Freshers

Four pointers to a successful university career

1) Clean your desk

A wise man once told me that the state of your room is a clear indication of the
state of your mind. Your environment affects your performance more than most things, and a desk is a funny thing. It can be an enticing and exciting lover, an exhilarating foe, or an altogether
repellent slob. We don’t really have much control over exchanges of the former, but if your desk is covered with sticky beer stains and stinks of rotten banana peels, then I don’t blame you for not mustering up the will to get out of bed and write a lab report – so get tidying!

2) Find the correct writing instrument

Just like cleaning your desk, having the right pen is useful because it saves time and makes you happy. Writing with a pen (stylus, or keyboard and app) that agrees with you can get you to make notes faster, more legibly, and most importantly, more enthusiastically. Enthusiasm – barring
orderly noting technique – is usually the difference between useless notes that trail off mid lecture and wonderfully in-depth ones that not only record the bare bones of the lesson, but also include your own on-the-spot insights. Don’t make learning a chore! Honestly – research, test, decide, and invest!

3) Keep fit

This is the last of the tips in which your transformation is dependent upon how mind reflects body. Holistic fitness is a concept that deals with physical, mental and spiritual wellbeing. It’s incredibly important that you eat and exercise well and sleep on time at least a few times a week. Creating a routine and sticking to it until it is habit is the easiest way to assure you are doing this. It also helps to have networks – friends, in layman’s terms. Once your inner environment is running smoothly, you will find that you won’t have to work as hard to concentrate in classes and commit things to memory, giving you more time to do other things. A good routine is generally what sets intense achievers and crammers apart.

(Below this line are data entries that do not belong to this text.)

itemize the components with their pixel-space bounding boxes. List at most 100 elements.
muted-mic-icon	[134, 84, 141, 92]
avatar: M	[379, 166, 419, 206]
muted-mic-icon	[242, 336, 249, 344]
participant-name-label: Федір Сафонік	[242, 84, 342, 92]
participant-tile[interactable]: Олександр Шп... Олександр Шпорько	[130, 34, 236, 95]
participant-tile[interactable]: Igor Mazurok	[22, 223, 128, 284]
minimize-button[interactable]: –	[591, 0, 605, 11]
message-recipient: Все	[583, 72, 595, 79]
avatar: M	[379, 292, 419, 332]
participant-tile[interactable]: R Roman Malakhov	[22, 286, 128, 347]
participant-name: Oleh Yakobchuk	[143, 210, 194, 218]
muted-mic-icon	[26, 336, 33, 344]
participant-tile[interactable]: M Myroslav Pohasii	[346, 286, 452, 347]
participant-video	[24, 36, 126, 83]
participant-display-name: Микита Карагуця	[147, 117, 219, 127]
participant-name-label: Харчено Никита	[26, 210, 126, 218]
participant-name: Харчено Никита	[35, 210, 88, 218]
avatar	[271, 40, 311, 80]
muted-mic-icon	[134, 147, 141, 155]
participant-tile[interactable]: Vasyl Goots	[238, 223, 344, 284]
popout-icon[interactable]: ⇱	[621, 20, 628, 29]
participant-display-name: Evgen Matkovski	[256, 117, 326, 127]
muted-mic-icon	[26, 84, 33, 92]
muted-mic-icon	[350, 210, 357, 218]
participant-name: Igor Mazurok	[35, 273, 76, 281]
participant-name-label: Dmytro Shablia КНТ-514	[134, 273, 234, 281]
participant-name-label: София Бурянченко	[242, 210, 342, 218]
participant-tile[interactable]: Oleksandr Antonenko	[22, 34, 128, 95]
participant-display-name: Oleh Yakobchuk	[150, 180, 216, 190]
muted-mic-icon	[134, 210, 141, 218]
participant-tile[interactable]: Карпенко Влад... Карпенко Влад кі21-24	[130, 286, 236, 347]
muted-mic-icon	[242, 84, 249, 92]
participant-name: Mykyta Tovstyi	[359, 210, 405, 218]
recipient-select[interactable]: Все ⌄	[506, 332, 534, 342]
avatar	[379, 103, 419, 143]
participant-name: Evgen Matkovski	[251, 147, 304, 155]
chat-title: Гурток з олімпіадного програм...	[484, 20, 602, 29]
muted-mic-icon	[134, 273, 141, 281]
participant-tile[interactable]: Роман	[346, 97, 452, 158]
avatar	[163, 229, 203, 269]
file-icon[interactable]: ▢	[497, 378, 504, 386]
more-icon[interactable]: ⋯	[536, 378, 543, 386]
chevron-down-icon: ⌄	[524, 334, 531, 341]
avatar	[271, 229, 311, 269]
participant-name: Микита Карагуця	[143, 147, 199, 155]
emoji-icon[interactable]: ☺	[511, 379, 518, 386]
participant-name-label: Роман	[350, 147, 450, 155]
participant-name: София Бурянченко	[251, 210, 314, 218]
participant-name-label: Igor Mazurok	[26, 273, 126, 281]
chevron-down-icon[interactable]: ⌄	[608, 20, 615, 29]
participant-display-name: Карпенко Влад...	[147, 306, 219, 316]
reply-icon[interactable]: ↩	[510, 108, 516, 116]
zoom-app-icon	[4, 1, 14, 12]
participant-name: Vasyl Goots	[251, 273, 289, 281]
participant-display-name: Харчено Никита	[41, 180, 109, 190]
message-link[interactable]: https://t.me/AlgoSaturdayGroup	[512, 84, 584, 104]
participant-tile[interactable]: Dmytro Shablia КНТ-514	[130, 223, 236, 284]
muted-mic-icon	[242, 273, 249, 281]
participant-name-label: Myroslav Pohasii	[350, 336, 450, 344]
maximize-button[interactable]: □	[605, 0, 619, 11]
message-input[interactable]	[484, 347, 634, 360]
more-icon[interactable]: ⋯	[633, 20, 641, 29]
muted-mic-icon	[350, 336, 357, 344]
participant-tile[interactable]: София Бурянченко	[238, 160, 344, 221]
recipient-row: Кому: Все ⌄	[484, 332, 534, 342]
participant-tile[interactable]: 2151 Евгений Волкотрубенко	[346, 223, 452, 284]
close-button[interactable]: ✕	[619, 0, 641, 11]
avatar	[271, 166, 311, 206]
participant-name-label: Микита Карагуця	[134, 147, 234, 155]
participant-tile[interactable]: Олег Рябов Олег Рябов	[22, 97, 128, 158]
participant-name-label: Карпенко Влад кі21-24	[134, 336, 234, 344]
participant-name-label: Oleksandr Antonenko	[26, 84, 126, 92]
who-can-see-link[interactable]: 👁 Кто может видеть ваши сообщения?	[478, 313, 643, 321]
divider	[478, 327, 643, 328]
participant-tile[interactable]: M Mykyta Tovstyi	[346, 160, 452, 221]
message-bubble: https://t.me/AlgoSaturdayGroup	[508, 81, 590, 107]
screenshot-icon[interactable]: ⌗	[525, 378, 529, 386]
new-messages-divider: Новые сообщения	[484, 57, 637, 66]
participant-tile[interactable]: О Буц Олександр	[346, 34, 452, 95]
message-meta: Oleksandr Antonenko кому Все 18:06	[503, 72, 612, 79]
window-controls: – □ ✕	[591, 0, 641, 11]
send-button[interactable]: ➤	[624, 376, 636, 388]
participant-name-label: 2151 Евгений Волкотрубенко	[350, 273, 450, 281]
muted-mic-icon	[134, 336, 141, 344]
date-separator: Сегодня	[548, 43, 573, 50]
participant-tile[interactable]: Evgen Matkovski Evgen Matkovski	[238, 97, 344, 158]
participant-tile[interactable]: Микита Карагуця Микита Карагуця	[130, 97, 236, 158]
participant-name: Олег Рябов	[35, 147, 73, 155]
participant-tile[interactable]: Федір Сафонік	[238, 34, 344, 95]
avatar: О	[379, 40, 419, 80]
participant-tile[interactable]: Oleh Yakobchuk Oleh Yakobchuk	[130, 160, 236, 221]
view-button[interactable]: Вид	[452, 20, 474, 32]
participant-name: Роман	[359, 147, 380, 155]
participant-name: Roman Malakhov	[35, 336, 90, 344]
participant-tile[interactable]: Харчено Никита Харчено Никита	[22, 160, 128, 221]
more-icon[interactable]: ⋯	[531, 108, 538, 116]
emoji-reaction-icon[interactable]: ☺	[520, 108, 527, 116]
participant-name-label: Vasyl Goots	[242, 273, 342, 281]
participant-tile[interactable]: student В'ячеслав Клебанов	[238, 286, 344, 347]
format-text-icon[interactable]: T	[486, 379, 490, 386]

4) Keep a progress journal

There are plenty of good reasons to keep a journal, not least amongst them being that it teaches you how to write, which is a pretty essential skill at university level. But besides that, one
type of journal – the progress journal – is particularly useful to students. A progress journal is a book in which you keep a record of work and comment upon it. You can comment on the way you went about doing the work, say how effective your methods were, or even set goals and go through returned feedback. Alternatively, you could simply track your grades. If you don’t like what you’re seeing, then the record that you’ve kept will give you an idea of where it is that you need to straighten up. At the end of the day, the significance of a progress journal is that it keeps you accountable and fosters self-directed academic development.